While the technology that powers the dockless bikesharing is cutting edge, the tradition of biking in China is very old. Until the 1990s, the streets of Beijing would be filled each morning with thousands of bicyclists, pedaling to work in the “Bicycle Kingdom.” In the 1980s, bicycle trips made up a full 63 percent of all journeys and during the 1990s there were 72 bikes per 100 people in Beijing.
This situation changed as China opened to the outside world and focused on building a “modern” economy. Roads were widened and paved, highways were scaled up and BMWs became ubiquitous. Quietly, the “Bicycle Kingdom” began to fade as faster cars and trucks pushed bicycles to the edges of the street. Just like the patterns that emerged during the rise of the automobile in America, the massive infrastructure needs of the personal car marginalized all other forms of transportation.
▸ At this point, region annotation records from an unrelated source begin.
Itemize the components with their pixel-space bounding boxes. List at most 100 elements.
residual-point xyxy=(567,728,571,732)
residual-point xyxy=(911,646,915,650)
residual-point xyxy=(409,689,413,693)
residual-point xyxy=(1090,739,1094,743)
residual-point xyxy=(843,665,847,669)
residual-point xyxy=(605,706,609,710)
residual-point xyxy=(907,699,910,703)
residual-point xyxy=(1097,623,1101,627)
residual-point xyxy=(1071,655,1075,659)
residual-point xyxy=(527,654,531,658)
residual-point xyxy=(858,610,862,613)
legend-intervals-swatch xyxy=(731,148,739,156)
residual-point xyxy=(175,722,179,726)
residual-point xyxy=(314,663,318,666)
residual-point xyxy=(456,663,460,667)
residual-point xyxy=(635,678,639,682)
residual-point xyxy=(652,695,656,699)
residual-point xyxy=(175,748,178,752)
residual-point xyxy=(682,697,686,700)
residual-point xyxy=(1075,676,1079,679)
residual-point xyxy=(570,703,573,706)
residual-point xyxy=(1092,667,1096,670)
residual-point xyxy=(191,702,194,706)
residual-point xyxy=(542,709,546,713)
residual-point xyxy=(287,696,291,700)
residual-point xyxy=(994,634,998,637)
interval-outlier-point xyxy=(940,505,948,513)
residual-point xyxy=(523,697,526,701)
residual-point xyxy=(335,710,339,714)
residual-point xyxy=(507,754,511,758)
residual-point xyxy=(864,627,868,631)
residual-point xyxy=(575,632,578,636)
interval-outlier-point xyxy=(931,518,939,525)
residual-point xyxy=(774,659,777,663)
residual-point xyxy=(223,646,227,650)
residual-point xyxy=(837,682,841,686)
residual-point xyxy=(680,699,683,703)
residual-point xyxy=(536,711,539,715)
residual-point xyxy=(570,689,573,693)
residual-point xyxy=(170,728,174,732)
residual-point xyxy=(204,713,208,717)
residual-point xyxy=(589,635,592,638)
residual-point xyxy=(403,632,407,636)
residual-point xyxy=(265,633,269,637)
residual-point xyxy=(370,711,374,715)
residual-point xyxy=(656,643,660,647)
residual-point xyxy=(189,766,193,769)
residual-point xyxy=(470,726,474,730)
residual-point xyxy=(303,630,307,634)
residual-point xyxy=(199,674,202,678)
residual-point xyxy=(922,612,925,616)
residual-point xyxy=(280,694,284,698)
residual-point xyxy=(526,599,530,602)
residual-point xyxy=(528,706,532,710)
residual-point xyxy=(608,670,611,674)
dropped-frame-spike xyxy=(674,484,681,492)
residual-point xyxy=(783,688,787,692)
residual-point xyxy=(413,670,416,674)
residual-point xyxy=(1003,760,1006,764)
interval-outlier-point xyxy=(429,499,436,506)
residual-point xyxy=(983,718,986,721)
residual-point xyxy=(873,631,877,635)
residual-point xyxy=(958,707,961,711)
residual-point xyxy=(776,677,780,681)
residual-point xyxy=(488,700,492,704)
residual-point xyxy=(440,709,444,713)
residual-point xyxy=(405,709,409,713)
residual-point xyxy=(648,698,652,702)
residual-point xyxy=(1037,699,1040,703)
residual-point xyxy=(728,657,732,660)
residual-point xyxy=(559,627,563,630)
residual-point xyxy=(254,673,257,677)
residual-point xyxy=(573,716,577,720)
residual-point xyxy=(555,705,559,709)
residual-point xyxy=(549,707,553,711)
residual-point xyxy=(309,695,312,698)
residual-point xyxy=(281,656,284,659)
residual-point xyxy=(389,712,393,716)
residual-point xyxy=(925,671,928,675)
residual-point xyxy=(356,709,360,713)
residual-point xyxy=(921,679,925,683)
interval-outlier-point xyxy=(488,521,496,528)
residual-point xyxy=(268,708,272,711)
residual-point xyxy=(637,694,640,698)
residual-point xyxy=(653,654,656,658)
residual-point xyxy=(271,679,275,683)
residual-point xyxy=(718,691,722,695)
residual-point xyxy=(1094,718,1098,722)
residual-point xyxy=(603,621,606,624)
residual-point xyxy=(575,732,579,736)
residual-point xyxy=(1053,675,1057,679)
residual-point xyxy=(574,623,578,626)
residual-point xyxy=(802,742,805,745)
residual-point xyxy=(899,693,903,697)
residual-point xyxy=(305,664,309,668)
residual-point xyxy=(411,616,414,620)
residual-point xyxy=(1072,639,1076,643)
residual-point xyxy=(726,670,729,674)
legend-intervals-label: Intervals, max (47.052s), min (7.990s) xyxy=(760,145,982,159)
However, in 2015– seemingly overnight – bicycles came back onto Chinese streets, and they came back in force. Within a couple of years, 60 companies had started to distribute shared dockless bikes onto the streets, offering rides for staggeringly low prices. Millions of new, public bicycles spread across the already crowded cities. The ubiquity of the bikes did help reinvigorate bicycle usage in China – more than doubling cycling’s share of transport miles in Chinese cities. Yet, their presence also began to pose some problems.
With almost no regulation or accountability mechanisms, bikes ended up everywhere, including blocking sidewalks and building entrances. The backlash was swift, and pictures of the worst parking jobs quickly spread across the internet. This concentrated public outrage soon became the narrative around Chinese bikesharing and helped shape attitudes abroad as well. Before dockless bikes had extensively entered American cities, internet articles were already talking about the chaos this new technology would bring to urban landscapes. Many declared dockless bikesharing a tech “fad” that couldn’t handle the reality of modern streets.
Due to the saturation of the market and public backlash, many Chinese dockless bikeshare companies began to fail and their unused bicycles piled up in eerie “bicycle graveyards.” The two largest providers, Ofo and Mobike, are still servicing fleets, but their reach has declined in the face of financial pressures.
To an extent, it makes sense that the first wave of dockless bikeshares subsided – nothing was done to prepare for them. The technological development of dockless bikesharing happened rapidly, with little time for China’s infrastructure and policies to react.
We can have the benefits that services like dockless bikesharing provide, without the worst of the negative impacts. The key is insightful public policy. With smart decisions and the investment of just a tiny fraction of the money and space we allocate to cars, we can unlock the potential of a transformative new option for transportation.
Several cities have already begun to do this. The city of Seattle, for example, has created a permitting process that welcomes bikeshare companies into the city, but also earmarks funds from the permits to support designated parking spaces, rider education and adaptive cycling initiatives for individuals with disabilities. During their pilot program, Seattleites rode more than 1 million miles on the bikes within six months and 74 percent of the residents had a favorable impression of the program.
Denver is another example of a city providing an institutional framework to enable bikesharing. Denver’s permit program goes beyond bikes to electric scooters and has extended to encourage bikeshare parking at transit stops to help establish options for Denverites to get from public transportation directly to their door.
Cities around the world are moving towards developing transportation systems with more options for residents and less dependence on cars. Yet, there will be growing pains as new tools and services find their way into our cities. If China’s experience teaches us anything, it’s that the next generation of “Bicycle Kingdoms” cannot be built without public policy that’s dedicated to intentionally integrating innovation onto our streets in ways that benefit the public.